The video is on the Google homepage, and is a minute and 20 seconds long. The team that created it is made up of six men and five women, and they spent three months on the project. The video showcases over 100 women from all over the world, both real and fictional, and spans a wide range of fields, from world leaders and activists, to community groups.

These women greeted the world "Happy International Women's Day," in their own languages. Among them were Pakistani activist Malala Yousafzai, Thai TV host and IT goddess Cee Chatpawee, Slovenian singer Alenka Godec, Moldova's minister of education, Maia Sandu, British businesswoman and charity worker Camila Batmanghelidjh, and Rivka Carmi, president of Ben-Gurion University of the Negev, Israel. Also in the video was the President of Lithuania, Dalia Grybauskaitė. The full list of women in the video is on Google's page created especially for the occasion.

The video edited by Morgan Stiff and  was set to the music of Zap Mama, a Belgian Congoloese vocal group. The doodle features 27 wriggling chromosomes -- 26 small ones and a giant one that contains the button to play the video. The doodle was created by Google's doodle team, led by Ryan Germick, who admitted that his team did not have an easy time coming up with the doodle.

"International Women's Day is a really hard topic. How do you surmise what women represent in a graphic?" IWD has been around since the early 1900s, and it left the doodlers wondering, how do you pay homage to such a crucial day?" he said.
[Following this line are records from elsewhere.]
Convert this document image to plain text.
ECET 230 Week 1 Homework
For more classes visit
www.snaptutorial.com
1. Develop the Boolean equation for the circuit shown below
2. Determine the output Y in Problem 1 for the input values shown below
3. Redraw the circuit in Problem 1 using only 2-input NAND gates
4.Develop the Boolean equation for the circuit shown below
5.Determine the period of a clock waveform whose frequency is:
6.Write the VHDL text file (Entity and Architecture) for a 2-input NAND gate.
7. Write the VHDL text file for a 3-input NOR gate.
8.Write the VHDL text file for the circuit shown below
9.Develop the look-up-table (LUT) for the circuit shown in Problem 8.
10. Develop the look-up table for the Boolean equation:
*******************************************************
This is first time Google featured an animation to celebrate International Women's Day. In the past years, the Google home pages for International Women's Day just showed showed artwork that was static. Google doodler Liat Ben Rafael, whose niece is also in the video, said they wanted to video to be universal.

"When we first brainstormed IWD we were thinking about what was truly international," said Rafael. "We thought bringing real people into the doodle is the best thing to do. It's the first time ever we have brought real people into the doodle. We have students from Nigeria and Guatemala. We see them as inspiring in their way but they are not necessarily famous."

The first International Women's Day was observed in the United States on February 28, 1909. The era was characterized by population boom and the rise of radical ideologies. In 1910, during an international conference on women's rights in Copenhagen, Clara Zetkin, a German Social Democrat, tabled the idea of an International Women's Day. Many countries celebrate this day in their own way. In the UK, BBC Radio 1 banishes male presenters for 39 hours in honor of International Women's Day.